Le Point était présent chez Merci pour la présentation de la collection, aux côtés du physicien et philosophe des sciences Étienne Klein, venu discuter des paradoxes du temps avec la précision d'un horloger et l'élégance d'un conteur. « Qu'est-ce au juste que le temps ? S'agit-il d'une substance particulière ? Existe-t-il par lui-même ? N'est-il au contraire qu'une entité secondaire émanant des relations entre événements ? » interroge-t-il. Des questions que l'on croit abstraites jusqu'à ce qu'on les pose devant un cadran. Difficile de trouver meilleur terrain que la montre pour en parler : l'objet qui mesure le temps sans jamais le saisir. Arthur Gerbi, lui, penche pour l'éternel retour : « mon paradoxe du temps tient dans une idée qui me fascine autant qu'elle me trouble : le temps n'est peut-être pas linéaire ».

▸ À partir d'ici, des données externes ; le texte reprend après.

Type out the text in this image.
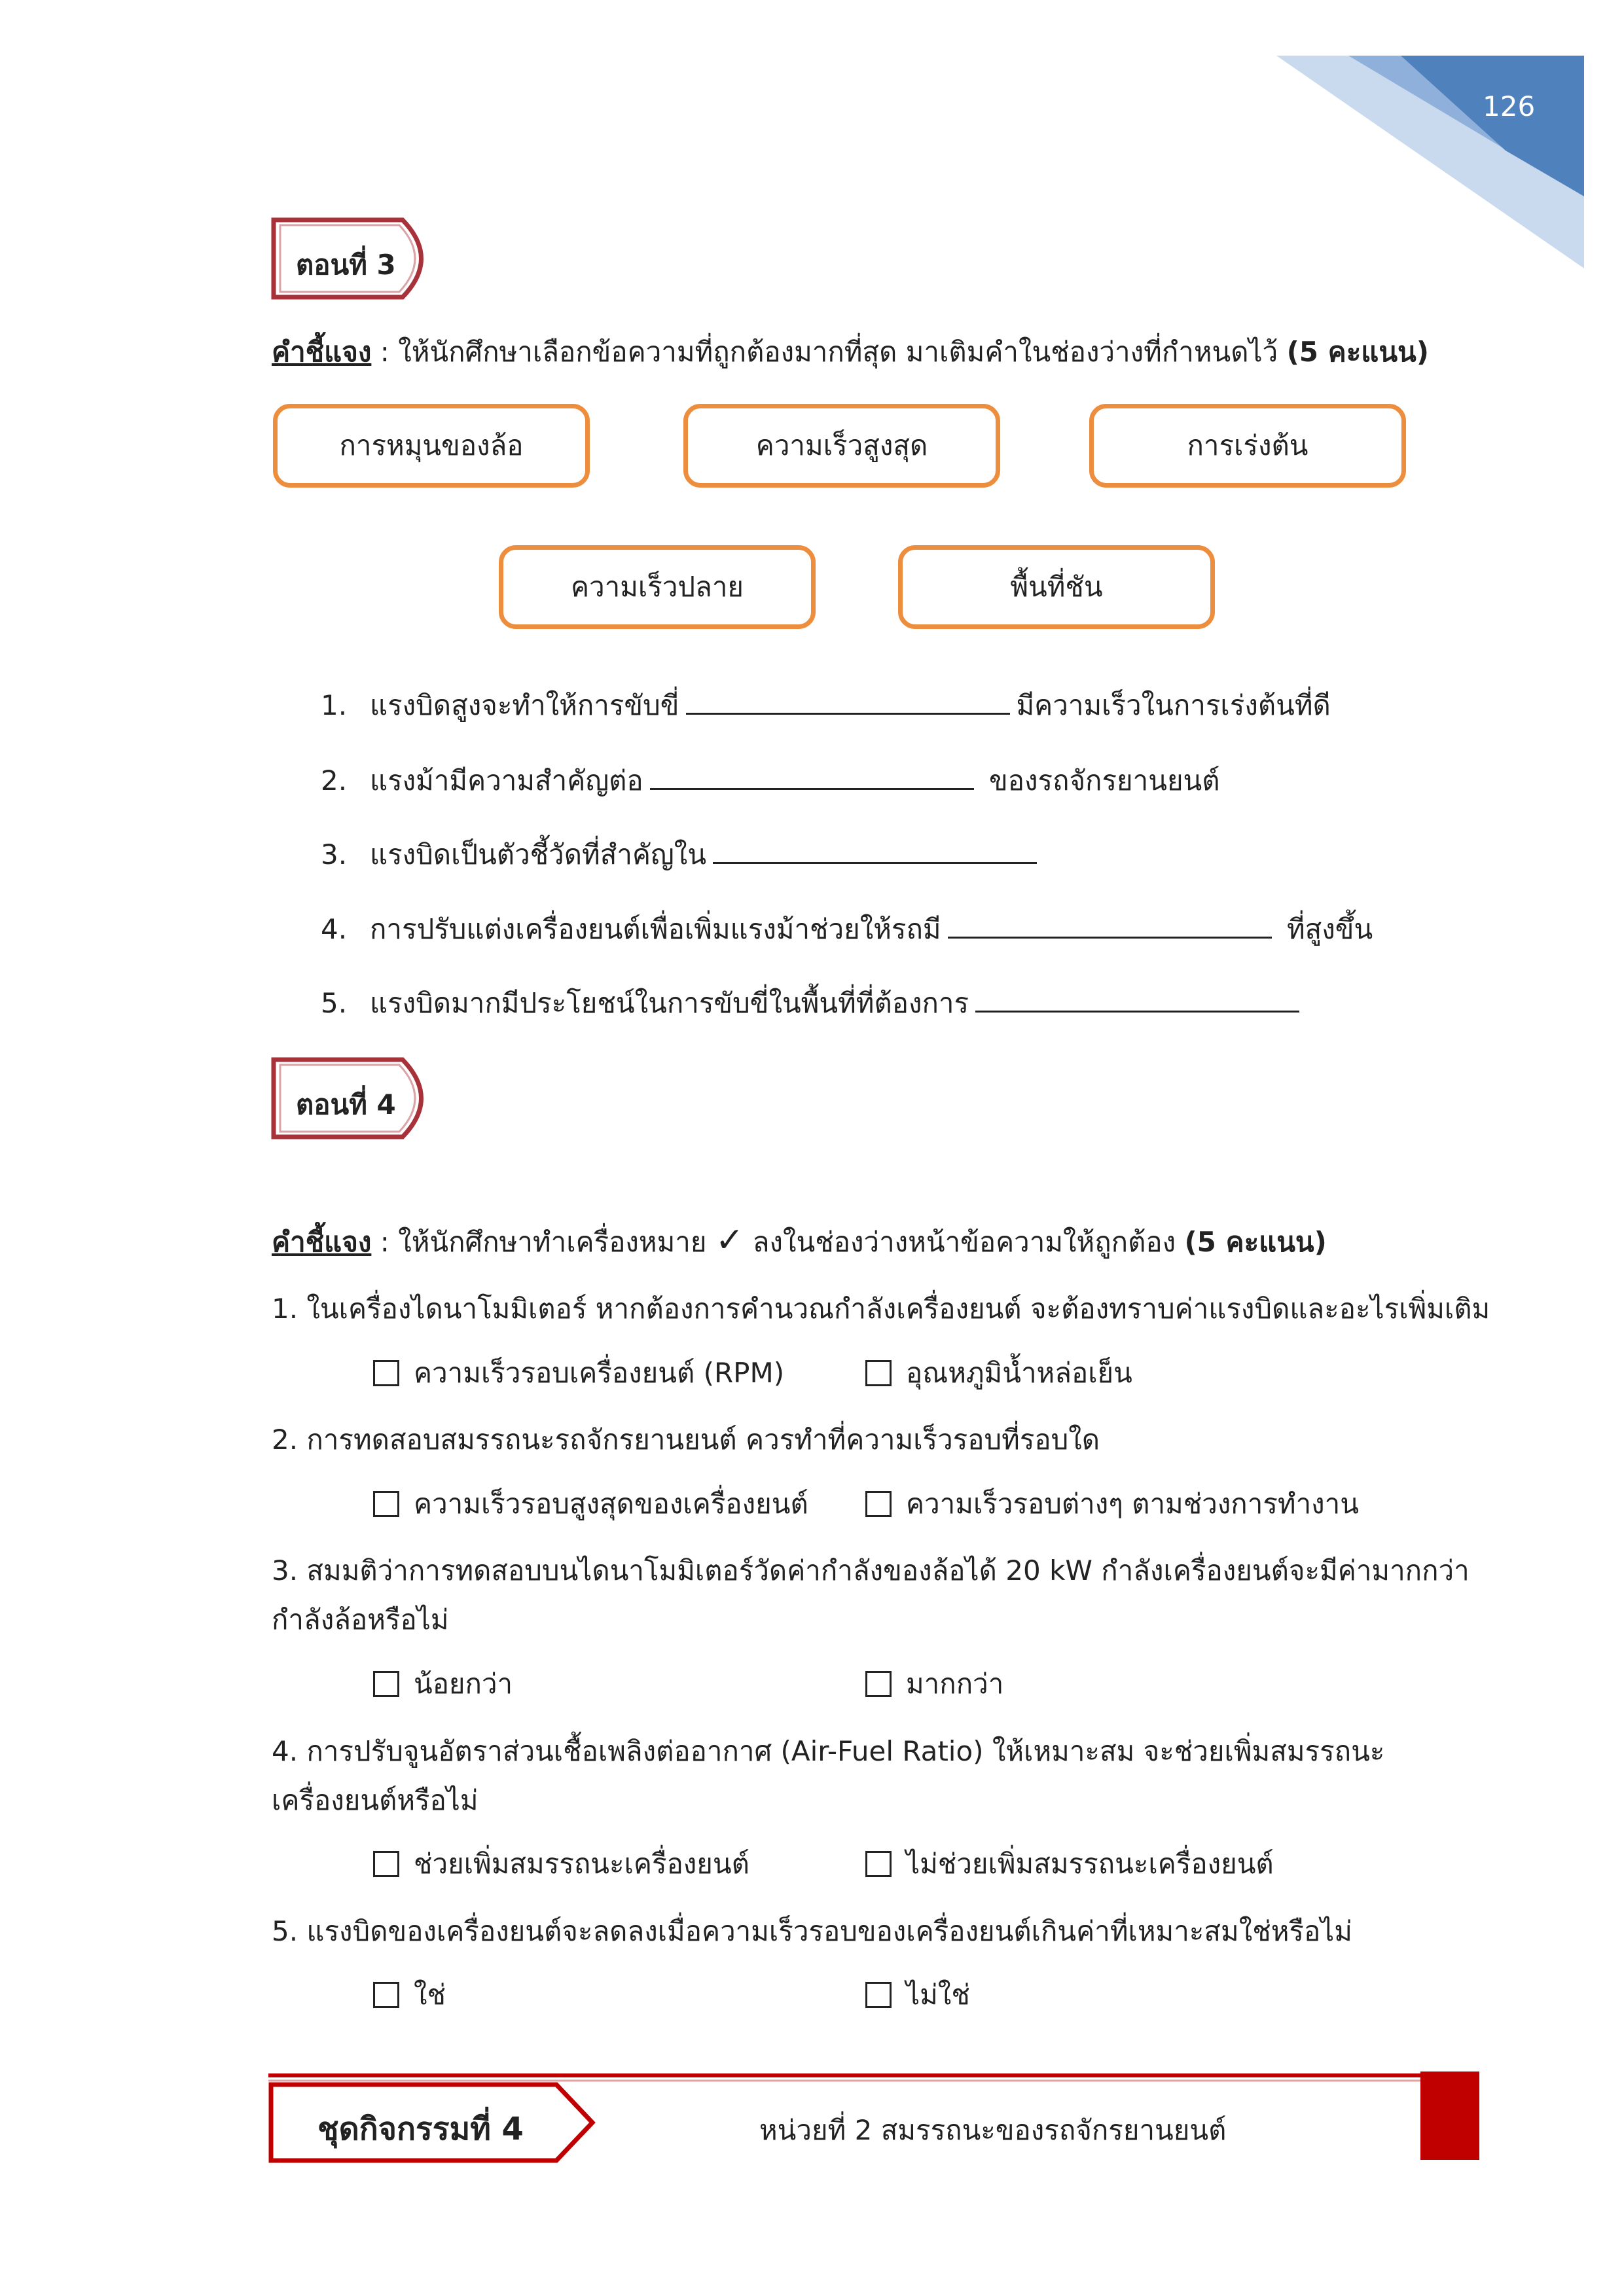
126
ตอนที่ 3
คำชี้แจง : ให้นักศึกษาเลือกข้อความที่ถูกต้องมากที่สุด มาเติมคำในช่องว่างที่กำหนดไว้ (5 คะแนน)
การหมุนของล้อ	ความเร็วสูงสุด	การเร่งต้น
ความเร็วปลาย	พื้นที่ชัน
1. แรงบิดสูงจะทำให้การขับขี่	มีความเร็วในการเร่งต้นที่ดี
2. แรงม้ามีความสำคัญต่อ	ของรถจักรยานยนต์
3. แรงบิดเป็นตัวชี้วัดที่สำคัญใน
4. การปรับแต่งเครื่องยนต์เพื่อเพิ่มแรงม้าช่วยให้รถมี	ที่สูงขึ้น
5. แรงบิดมากมีประโยชน์ในการขับขี่ในพื้นที่ที่ต้องการ
ตอนที่ 4
คำชี้แจง : ให้นักศึกษาทำเครื่องหมาย ✓ ลงในช่องว่างหน้าข้อความให้ถูกต้อง (5 คะแนน)
1. ในเครื่องไดนาโมมิเตอร์ หากต้องการคำนวณกำลังเครื่องยนต์ จะต้องทราบค่าแรงบิดและอะไรเพิ่มเติม
ความเร็วรอบเครื่องยนต์ (RPM)	อุณหภูมิน้ำหล่อเย็น
2. การทดสอบสมรรถนะรถจักรยานยนต์ ควรทำที่ความเร็วรอบที่รอบใด
ความเร็วรอบสูงสุดของเครื่องยนต์	ความเร็วรอบต่างๆ ตามช่วงการทำงาน
3. สมมติว่าการทดสอบบนไดนาโมมิเตอร์วัดค่ากำลังของล้อได้ 20 kW กำลังเครื่องยนต์จะมีค่ามากกว่า
กำลังล้อหรือไม่
น้อยกว่า	มากกว่า
4. การปรับจูนอัตราส่วนเชื้อเพลิงต่ออากาศ (Air-Fuel Ratio) ให้เหมาะสม จะช่วยเพิ่มสมรรถนะ
เครื่องยนต์หรือไม่
ช่วยเพิ่มสมรรถนะเครื่องยนต์	ไม่ช่วยเพิ่มสมรรถนะเครื่องยนต์
5. แรงบิดของเครื่องยนต์จะลดลงเมื่อความเร็วรอบของเครื่องยนต์เกินค่าที่เหมาะสมใช่หรือไม่
ใช่	ไม่ใช่
ชุดกิจกรรมที่ 4	หน่วยที่ 2 สมรรถนะของรถจักรยานยนต์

Un prix accessible dans un marché souvent démesuré

Reste, enfin, la question du prix. À 470 euros pour une montre assemblée en France, avec mouvement automatique, bracelet en Cordovan et étanchéité à 100 mètres, Merci propose une offre remarquable. Dans un marché horloger qui a largement perdu le sens des proportions, cette position mérite d'être saluée. La collection Beaumarchais incarne ainsi une vision holistique de l'horlogerie, où technique, esthétique et philosophie se rencontrent pour créer des pièces uniques et accessibles.